PARIS (Reuters) – France reported 4,711 new coronavirus infections over the past 24 hours on Thursday, a post-lockdown record and a level last seen during the height of the epidemic in France, but the number of people in hospital with the disease fell.
During lockdown, France saw a peak of 7,578 infections per day on March 31, but since then, there have been only a few days when the number of new infections per day rose above 4,500, all in the first half of April.
After lockdown ended on May 10, the number of new infections per day dropped to a low of just 115 on May 24 and the seven-day moving average of new infections – which smoothes out data reporting irregularities – dropped to 272 a few days later, health ministry data show.
Since then, the number of new infections per day has crept up to about 1,000 by the end of July, with an acceleration from mid-August. The seven-day moving average now stands close to 3,000, a level last seen mid-April.
The ministry said that over the past week, France had done over 664,000 virus tests and over six million since the start of the epidemic.

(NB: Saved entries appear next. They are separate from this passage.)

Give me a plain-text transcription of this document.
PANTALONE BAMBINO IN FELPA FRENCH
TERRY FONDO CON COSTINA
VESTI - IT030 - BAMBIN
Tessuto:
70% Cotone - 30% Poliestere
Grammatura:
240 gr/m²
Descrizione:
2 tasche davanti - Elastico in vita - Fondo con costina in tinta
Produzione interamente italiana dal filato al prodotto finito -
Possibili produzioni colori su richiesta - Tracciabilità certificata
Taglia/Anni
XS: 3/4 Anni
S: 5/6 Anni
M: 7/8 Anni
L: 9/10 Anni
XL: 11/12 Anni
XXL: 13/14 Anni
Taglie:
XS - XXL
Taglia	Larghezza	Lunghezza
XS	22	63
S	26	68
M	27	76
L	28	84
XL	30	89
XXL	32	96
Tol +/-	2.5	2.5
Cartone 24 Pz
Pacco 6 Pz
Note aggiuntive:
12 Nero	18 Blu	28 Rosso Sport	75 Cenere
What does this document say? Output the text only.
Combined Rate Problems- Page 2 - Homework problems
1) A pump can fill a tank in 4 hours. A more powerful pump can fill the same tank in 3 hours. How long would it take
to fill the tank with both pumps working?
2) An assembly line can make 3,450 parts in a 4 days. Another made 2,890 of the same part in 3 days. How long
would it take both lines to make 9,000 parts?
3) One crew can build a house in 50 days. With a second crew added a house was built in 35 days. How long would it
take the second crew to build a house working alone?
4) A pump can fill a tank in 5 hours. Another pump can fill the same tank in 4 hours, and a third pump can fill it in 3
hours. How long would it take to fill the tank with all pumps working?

It said that the percentage of positive tests was increasing and stood at 3.3% in the week of Aug. 11-17, compared to 2.1% in the first week of August, and more than double the 1.5% seen in the last 10 days of July.

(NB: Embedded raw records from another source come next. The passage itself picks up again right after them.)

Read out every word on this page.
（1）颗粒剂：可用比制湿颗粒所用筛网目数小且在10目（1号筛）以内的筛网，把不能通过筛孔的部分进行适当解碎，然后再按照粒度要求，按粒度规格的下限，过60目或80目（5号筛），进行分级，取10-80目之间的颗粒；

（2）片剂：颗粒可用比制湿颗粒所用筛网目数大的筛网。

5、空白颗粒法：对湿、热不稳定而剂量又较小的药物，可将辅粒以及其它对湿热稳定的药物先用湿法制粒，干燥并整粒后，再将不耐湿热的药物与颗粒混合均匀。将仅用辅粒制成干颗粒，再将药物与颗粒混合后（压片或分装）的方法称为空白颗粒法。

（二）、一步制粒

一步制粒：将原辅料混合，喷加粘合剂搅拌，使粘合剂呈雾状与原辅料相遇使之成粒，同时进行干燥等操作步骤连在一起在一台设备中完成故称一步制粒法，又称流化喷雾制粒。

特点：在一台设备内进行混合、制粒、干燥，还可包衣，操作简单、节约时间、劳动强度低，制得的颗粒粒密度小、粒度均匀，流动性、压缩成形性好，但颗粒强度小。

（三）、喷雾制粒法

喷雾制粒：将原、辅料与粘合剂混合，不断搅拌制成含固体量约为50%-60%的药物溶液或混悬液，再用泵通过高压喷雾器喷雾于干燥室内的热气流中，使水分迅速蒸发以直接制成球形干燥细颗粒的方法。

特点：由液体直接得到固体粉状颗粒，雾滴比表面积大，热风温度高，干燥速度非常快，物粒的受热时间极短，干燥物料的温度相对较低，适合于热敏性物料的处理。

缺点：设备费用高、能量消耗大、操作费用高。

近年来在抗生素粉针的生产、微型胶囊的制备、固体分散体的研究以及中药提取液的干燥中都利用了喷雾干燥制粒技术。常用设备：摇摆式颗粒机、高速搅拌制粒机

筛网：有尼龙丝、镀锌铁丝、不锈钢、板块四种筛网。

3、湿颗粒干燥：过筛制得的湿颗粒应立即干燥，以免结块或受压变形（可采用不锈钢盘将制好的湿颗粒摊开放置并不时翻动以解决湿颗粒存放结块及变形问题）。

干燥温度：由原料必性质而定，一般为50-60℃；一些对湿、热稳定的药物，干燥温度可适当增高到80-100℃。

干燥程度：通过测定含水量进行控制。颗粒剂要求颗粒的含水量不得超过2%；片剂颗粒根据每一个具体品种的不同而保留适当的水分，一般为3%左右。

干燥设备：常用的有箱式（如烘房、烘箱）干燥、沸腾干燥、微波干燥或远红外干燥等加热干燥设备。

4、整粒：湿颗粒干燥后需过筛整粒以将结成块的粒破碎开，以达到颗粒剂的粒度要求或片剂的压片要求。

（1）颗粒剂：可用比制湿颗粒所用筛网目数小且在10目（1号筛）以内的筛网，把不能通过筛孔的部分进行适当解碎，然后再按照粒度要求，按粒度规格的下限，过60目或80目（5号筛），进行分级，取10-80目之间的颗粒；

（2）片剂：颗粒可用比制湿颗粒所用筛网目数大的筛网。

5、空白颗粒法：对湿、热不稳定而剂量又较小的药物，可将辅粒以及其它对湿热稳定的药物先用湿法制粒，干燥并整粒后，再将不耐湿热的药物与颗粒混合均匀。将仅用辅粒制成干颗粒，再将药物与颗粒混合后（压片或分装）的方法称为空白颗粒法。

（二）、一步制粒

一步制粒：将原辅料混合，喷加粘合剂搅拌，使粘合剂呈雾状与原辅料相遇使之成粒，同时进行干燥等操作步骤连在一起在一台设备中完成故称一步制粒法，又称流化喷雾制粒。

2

Despite the soaring infection rate, the number of people in hospital with COVID-19 has been relatively stable, falling by another 58 to a new post-lockdown low of 4,748, while the number of people in intensive care edged up by six to 380, a level it has been at for nearly a month.

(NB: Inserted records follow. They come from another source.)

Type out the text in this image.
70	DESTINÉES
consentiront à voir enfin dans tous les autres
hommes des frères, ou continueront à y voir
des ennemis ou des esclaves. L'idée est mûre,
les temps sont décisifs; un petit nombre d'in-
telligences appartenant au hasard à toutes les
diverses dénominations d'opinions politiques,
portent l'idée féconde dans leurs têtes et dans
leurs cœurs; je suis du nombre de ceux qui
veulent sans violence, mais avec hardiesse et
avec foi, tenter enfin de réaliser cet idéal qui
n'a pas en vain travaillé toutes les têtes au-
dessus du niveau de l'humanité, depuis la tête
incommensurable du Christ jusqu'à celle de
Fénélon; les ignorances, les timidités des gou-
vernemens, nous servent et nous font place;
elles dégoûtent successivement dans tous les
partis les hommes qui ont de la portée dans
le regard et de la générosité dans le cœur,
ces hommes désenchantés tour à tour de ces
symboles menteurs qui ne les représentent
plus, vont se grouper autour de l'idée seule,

The government has said this is due to the fact that the virus is now mainly circulating among young people, who typically do not develop serious symptoms.
France reported 12 new deaths from COVID-19 on Thursday, in line with a moving weekly average in the low single digits.
The number of COVID-19 deaths in retirement homes has dropped off sharply. It had soared from a total of less than 1,000 in early April to over 10,000 by May 14. It slowly rose to 10,500 by mid-July and has been stable since then.